В открытую форточку задувал влажный снежный ветер – такой вкусный, что хотелось выйти на улицу, упасть в сугроб и лежать, смотреть на ясные звёзды. Хотелось Розена в снег уронить, возиться и барахтаться с ним в оглушительной снежной тишине, которая забивается в уши, когда тонешь в сугробе. Хотелось чувствовать, как чужой смех тёплым дыханием щекочет лицо, и всем телом вибрацию этого смеха ловить. Хотелось тех жгучих ощущений, когда снег сыплется в рукав. Хотелось поцелуев со вкусом талого снега, а не вот этого вот всего. Не безумного шефа, отравленного великой идеей победить смерть. Хотелось просто жить, пока живётся, а не смерть побеждать.

Если бы в природе существовала чёрная ртуть, Пётр Яковлевич сказал бы, что это она течёт сейчас по венам. В его воображении субстанция сия была похожа на нефть, перекатывающуюся внутри тяжёлыми ртутными шариками. А главное, судя по ощущениям, она также расширялась от нагревания и в данный момент собиралась рвануть капилляры и забрызгать всё вокруг маслянистыми потёками ядовитого жидкого металла.

Главный продемонстрировал отвратительный в своей высокой идейности цинизм. Не стесняясь присутствием Германа, принялся отчитывать Петра Яковлевича за солдафонские, как он выразился, действия в отношении Вия. Можно и должно, мол, было решить всё миром, проявить чуткость и гибкость, учесть важность и сложность виевой миссии.
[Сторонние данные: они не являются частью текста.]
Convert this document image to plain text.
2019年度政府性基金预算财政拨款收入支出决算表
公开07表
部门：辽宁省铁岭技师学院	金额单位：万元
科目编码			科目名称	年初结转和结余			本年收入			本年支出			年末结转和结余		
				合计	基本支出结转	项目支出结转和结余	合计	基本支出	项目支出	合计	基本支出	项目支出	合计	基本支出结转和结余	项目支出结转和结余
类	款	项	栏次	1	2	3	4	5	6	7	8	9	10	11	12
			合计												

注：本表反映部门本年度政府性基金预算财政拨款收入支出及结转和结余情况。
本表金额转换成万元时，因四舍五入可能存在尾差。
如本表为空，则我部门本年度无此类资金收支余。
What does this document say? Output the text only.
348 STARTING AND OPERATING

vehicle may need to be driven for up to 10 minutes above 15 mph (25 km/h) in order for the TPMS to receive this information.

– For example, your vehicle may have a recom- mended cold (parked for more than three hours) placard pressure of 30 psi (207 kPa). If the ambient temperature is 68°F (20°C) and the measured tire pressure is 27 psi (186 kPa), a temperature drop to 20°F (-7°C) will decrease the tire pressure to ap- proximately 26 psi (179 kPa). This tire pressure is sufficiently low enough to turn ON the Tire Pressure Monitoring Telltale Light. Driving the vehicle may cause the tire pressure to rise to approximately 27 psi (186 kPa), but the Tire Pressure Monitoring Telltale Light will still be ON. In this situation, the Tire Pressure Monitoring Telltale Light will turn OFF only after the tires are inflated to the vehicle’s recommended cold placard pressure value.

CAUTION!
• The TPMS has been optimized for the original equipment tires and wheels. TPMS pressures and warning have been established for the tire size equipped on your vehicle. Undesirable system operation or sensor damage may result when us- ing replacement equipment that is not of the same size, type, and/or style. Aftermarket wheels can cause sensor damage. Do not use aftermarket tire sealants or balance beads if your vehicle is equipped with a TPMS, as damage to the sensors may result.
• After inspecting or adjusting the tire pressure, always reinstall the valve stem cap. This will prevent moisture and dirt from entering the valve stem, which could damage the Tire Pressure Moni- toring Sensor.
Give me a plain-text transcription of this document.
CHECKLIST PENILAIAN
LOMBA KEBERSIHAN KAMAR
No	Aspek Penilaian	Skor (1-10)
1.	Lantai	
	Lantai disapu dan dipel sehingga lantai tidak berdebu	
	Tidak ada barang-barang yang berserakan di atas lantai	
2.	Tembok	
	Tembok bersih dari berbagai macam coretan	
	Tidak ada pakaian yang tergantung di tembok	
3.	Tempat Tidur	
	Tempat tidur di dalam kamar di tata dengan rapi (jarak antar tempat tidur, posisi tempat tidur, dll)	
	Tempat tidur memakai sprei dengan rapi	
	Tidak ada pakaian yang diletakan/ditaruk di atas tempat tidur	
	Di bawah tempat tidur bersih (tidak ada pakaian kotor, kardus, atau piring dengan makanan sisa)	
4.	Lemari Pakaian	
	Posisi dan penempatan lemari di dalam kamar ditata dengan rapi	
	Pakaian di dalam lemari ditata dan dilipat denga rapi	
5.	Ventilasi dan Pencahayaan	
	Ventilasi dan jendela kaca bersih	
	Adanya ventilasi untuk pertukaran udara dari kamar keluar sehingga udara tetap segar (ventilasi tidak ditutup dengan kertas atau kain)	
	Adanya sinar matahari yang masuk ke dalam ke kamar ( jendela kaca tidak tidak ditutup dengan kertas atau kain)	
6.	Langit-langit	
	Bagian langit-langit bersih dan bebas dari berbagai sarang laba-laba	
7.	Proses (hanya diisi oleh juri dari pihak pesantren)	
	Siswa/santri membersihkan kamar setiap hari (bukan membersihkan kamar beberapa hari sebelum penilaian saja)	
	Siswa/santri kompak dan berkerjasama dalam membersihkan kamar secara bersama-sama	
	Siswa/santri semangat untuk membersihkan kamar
А Герман сидел рядом такой юный с этой своей новой короткой стрижкой, от которой стрелочки ресниц ещё длиннее, а губы подковкой ещё нежнее, розовеющие румянцем скулы острее, а открытая длинная шея ещё беззащитнее. Столько женского в совсем не женственном сорокалетнем мужчине – Господи, откуда? И зачем это всё замечать? Другие же не видят! Ни нежности этой призывной, ни беззащитности. А его, Гранина, словно перенастроили и он теперь – видел. И ему, глядя на всё это, хотелось… да просто хотелось! А потом вспоминалось, что Розен та ещё сволочь. И чужие пальцы в его волосах, и как его губы блестели после чужого поцелуя. И желание сразу чернело, насыщенное той нефтяной ртутью, которая пульсировала уже в пальцах, бездумно тянущихся сомкнуться на такой открытой скульптурной шее, чтобы нешуточно так Германа придушить. А потом поцелуем заставить его задыхаться и трепыхаться беспомощно. А потом застрелить шефа, который пригрел такую тварь, как Вий, и теперь отчитывает Петра Яковлевича, как мальчишку за то, что не в его пользу правила нарушил, а в свою исполнил.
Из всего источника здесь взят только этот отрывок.